Wilcox’s 1994 book, Crying Wolf: Hate Crime Hoaxes in America, is still the standard in the field. The Eastern Michigan University arrest could not have surprised him. “This isn’t just my opinion,” Wilcox told Fox News after a comparable incident was exposed in April 2017. “This is widely recognized now. I would say now 80 percent of the events that happen on campus are hoaxes or pranks. It’s a place where consciousness of discrimination, sexism and homophobia is at a peak, and when there’s nothing happening, and they need something to happen, they can make it happen.”

The site fakehatecrimes.org builds on the work of Wilcox. The arrest of the EMU fraudster represents incident #322 recorded in the site’s database. Two weeks before that arrest University of Maryland Police arrested another black man for painting swastikas on university walls.

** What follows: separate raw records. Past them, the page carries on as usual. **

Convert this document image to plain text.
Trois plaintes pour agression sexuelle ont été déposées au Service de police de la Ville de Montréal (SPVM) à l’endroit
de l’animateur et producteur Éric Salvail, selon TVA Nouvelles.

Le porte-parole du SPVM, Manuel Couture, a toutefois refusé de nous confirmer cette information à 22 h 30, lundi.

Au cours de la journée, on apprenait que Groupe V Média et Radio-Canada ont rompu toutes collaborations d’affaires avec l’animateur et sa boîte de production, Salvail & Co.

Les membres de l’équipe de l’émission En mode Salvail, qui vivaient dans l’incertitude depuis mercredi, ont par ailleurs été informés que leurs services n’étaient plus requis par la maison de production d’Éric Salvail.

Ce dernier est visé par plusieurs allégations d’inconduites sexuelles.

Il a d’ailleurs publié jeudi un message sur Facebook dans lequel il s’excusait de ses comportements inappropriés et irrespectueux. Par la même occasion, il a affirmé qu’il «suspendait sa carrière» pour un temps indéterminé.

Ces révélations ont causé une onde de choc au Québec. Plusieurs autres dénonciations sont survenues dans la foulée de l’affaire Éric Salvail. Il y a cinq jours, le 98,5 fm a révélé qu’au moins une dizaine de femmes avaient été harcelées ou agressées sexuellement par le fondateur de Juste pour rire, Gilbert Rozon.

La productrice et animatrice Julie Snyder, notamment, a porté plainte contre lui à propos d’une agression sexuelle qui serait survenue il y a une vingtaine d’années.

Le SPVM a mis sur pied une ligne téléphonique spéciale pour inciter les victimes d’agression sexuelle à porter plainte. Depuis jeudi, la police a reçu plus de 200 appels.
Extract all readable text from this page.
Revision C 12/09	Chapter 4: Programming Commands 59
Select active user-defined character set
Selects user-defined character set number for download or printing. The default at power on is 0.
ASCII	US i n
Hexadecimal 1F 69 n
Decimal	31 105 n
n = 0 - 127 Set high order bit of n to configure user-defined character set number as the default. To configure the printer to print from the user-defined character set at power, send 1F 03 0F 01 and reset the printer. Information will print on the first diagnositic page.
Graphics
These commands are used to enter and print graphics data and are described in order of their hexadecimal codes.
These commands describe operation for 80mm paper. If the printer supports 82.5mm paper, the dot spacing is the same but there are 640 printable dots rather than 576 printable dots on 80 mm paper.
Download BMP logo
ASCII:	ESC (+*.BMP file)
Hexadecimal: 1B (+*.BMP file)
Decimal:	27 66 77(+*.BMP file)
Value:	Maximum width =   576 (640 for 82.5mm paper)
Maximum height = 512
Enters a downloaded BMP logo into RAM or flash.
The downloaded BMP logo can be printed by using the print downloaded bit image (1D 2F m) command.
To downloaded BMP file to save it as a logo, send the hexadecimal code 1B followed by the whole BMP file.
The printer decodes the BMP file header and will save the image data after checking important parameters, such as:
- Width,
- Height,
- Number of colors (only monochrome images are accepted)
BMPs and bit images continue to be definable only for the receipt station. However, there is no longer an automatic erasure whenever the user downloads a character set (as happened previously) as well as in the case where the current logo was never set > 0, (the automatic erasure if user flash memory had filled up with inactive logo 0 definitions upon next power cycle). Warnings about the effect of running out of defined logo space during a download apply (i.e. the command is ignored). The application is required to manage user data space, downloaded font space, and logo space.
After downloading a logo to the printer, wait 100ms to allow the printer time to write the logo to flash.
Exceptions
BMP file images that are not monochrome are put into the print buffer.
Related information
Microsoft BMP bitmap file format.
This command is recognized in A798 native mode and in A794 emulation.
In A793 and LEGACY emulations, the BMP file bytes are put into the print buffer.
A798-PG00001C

Wilcox’s work extends well beyond hoax detecting. His 1997 book, The Watchdogs: A Close Look At Anti-Racist “Watchdog” Groups, proved invaluable in exposing the motives of some of the Kansas City Star’s go-to hate crime experts, none more illustrious than local boy Leonard Zeskind. The Star has turned to Zeskind at least 23 times in recent years–and as recently as August–for his enlightened take on extremist groups.

As Wilcox points out, Zeskind knows something about extremism. In 1978, Zeskind penned an article for the journal, Urgent Tasks, titled “Workplace Struggles in Kansas City.” In the article, Zeskind talked about the value of a grass roots “school of communism,” one conceived “to destroy the marketplace, not sell at it.” The journal, by the way, took its title from a quote by Lenin.

To ingratiate himself to the Star and the Mainstream Coalition, Zeskind did not have to change his politics. He simply had to change his tactics. “Rather than present socialism or Marxism-Leninism as their goal,” Wilcox wrote Wilcox of Zeskind and his allies, “they piggy-back it onto anti-racism which is far more popular.”

The piggy-backing continues. In recent years, it has infected “mainstream” reporting to the point of pathology. Seeing how eager the major media are to report some new infamy, hoaxers like those at Eastern Michigan and the University of Maryland know they just need a can of spray paint to make the headlines.